A new measurement framework for AI search visibility
Three layers, three instruments. The framework that lets CMOs separate whether they appear in AI answers, whether they are built to, and whether it moves revenue.
Key takeaways
- Aleyda Solis proposes three measurement layers: AI presence, AI readiness, and AI business impact.
- Most enterprise dashboards conflate the three, which is why click-loss narratives dominate budget conversations.
- Readiness, not content volume, is where most B2B brands have their real AI visibility gap.
- Self-reported attribution (sales calls, surveys, deal-source fields) is now a primary input, not a supplement.
- Whoever defines the AI search dashboard defines what gets funded next year.
What happened
Per Aleyda Solis, the standard SEO measurement stack (rankings, clicks, sessions) no longer captures what matters in an AI search environment, and most teams are bending old dashboards to fit a new reality rather than building for it. Her response: a three-layer framework that separates AI presence, AI readiness, and AI business impact into distinct measurement disciplines.
Solis argues that presence (whether your brand appears in AI answers), readiness (whether your content, site, and entity signals are structured to be retrieved and cited), and business impact (whether AI-driven referrals and assisted conversions actually move revenue) are three different questions that demand three different instruments. Conflating them produces the dashboards most marketing leaders are looking at right now: confident, busy, and wrong.
The framework matters less as a taxonomy and more as a diagnosis. Solis is naming what every senior marketer with an AI search line item has felt for the last twelve months: the existing reports answer the wrong question.
Why it matters for your brand
The first practical consequence is budget defense. CMOs at financial services groups, multilateral institutions, and industrial companies are being asked to justify spend on content, PR, and SEO against declining organic clicks. Without a presence layer (share of voice in ChatGPT, Perplexity, Google AI Overviews, Gemini, Copilot answers for a defined prompt set), the conversation collapses into a click-loss narrative. Solis's framework gives marketing leaders a way to say: clicks are down, presence is up, and here is the prompt set that proves it.
The readiness layer is where most B2B brands will find their actual gap. Readiness is not a single score. It is a stack: entity consolidation across Wikidata and Wikipedia, structured data coverage, crawlability for OAI-SearchBot and PerplexityBot, content formatted for extractive answers, and third-party corroboration on the sources LLMs trust. A development bank with strong domain authority but weak entity disambiguation will underperform a smaller think tank that has cleaned up its knowledge graph footprint. Readiness audits, not keyword audits, are the new diagnostic.
For financial services brands, the business impact layer is the hardest and the most important. AI-assisted journeys rarely produce a clean last-click attribution. A treasurer asking Copilot about counterparty risk frameworks, then visiting two vendor sites three days later, will show up in analytics as direct or branded organic. Solis's framework legitimises self-reported attribution (post-purchase surveys, sales call transcripts, deal-source fields) as a primary input rather than a soft supplement. Marketers who refuse to instrument this will keep losing budget arguments they should be winning.

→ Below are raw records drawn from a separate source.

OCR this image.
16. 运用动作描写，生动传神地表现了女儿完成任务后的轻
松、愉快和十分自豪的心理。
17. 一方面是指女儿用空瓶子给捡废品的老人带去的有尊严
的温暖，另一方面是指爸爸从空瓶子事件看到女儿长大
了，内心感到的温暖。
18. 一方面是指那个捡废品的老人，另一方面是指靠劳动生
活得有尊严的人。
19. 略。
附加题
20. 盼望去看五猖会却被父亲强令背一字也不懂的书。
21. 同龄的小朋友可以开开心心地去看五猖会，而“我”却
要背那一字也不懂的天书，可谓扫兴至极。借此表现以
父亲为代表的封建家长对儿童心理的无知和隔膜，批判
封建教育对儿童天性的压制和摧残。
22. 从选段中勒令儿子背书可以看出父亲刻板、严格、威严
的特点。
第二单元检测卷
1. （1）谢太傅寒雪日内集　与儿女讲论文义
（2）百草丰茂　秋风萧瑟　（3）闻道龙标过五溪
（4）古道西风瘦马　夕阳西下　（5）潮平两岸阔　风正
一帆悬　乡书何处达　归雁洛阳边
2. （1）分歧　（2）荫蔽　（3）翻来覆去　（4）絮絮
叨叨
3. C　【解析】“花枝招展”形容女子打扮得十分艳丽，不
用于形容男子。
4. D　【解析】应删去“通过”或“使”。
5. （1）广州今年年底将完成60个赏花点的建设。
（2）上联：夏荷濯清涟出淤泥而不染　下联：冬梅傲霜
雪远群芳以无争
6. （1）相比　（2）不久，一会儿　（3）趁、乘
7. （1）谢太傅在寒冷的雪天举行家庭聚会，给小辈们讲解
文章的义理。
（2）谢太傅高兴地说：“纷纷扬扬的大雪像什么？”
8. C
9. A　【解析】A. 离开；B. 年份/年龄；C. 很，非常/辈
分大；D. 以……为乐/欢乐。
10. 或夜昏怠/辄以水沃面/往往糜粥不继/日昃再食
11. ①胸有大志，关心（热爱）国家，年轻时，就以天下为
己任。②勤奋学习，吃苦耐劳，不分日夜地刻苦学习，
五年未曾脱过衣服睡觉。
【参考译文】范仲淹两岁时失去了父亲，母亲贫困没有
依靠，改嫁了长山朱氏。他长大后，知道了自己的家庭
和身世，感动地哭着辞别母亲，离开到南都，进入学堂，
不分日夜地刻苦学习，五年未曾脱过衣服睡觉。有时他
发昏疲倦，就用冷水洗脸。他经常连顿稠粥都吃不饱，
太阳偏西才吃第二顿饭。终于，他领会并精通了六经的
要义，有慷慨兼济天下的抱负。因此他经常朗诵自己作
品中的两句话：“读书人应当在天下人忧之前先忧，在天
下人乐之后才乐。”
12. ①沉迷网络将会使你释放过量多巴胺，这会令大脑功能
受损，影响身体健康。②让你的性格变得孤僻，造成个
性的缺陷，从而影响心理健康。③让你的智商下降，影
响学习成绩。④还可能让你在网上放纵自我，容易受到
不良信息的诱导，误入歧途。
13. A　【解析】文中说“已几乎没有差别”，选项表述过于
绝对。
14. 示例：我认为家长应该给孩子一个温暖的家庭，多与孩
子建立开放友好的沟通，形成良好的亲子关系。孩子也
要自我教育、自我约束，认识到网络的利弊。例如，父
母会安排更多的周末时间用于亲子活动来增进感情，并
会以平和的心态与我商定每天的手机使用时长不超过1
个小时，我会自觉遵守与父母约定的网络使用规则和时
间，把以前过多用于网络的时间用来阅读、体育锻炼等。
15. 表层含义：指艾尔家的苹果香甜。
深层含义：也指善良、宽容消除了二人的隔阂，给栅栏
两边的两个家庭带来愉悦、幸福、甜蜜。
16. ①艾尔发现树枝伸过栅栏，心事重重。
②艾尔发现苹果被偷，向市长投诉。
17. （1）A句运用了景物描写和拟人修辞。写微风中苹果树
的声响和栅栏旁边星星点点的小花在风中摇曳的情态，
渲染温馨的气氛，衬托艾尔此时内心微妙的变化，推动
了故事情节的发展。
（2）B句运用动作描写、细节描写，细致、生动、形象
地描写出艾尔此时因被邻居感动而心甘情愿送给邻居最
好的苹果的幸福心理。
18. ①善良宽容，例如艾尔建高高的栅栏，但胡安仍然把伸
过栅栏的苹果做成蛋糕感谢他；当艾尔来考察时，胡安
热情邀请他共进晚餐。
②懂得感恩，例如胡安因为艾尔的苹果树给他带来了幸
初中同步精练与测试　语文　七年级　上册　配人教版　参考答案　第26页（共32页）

For multilaterals and policy institutions, presence measurement is the urgent layer. UNDRR, CGAP, ISO, and IEEE compete for citation in AI answers about standards, risk, and development finance. If a journalist, civil servant, or program officer asks ChatGPT to summarise the state of disaster risk reduction financing and a competing institution's framing is cited, that is a brand event, not a marketing event. Without a presence dashboard, nobody at the institution knows it happened.
For industrial groups, the readiness layer is the lever. Holcim, Siemens, or Schneider compete on technical authority. LLMs cite technical authority when it is structured, machine-readable, and corroborated. Product documentation, sustainability disclosures, and engineering whitepapers that are PDF-locked or buried in JavaScript are invisible to the systems now mediating buyer research. Readiness work is mostly an information architecture project, not a content project.
The signal in context
Solis is formalising what a growing number of practitioners have been improvising. Profound, Peec, Athena, Scrunch, and Conductor's AI module all sell some version of presence tracking. Semrush and Ahrefs have shipped AI visibility features. None of them, on their own, give a CMO the full three-layer picture. The market is fragmenting into presence-monitoring tools, technical readiness auditors, and attribution platforms, and most enterprise marketing teams are buying one and pretending it covers the other two.
The strategic point for senior marketers is that measurement frameworks shape budget. Whoever defines the dashboard defines what gets funded. If your AI search reporting only shows presence (mentions in answers), you will overinvest in PR and underinvest in technical readiness. If it only shows readiness scores, you will ship schema markup nobody is searching for. Solis's contribution is insisting that all three layers report into the same review, and that is the version of the dashboard CMOs at large institutions should be asking their teams to build now.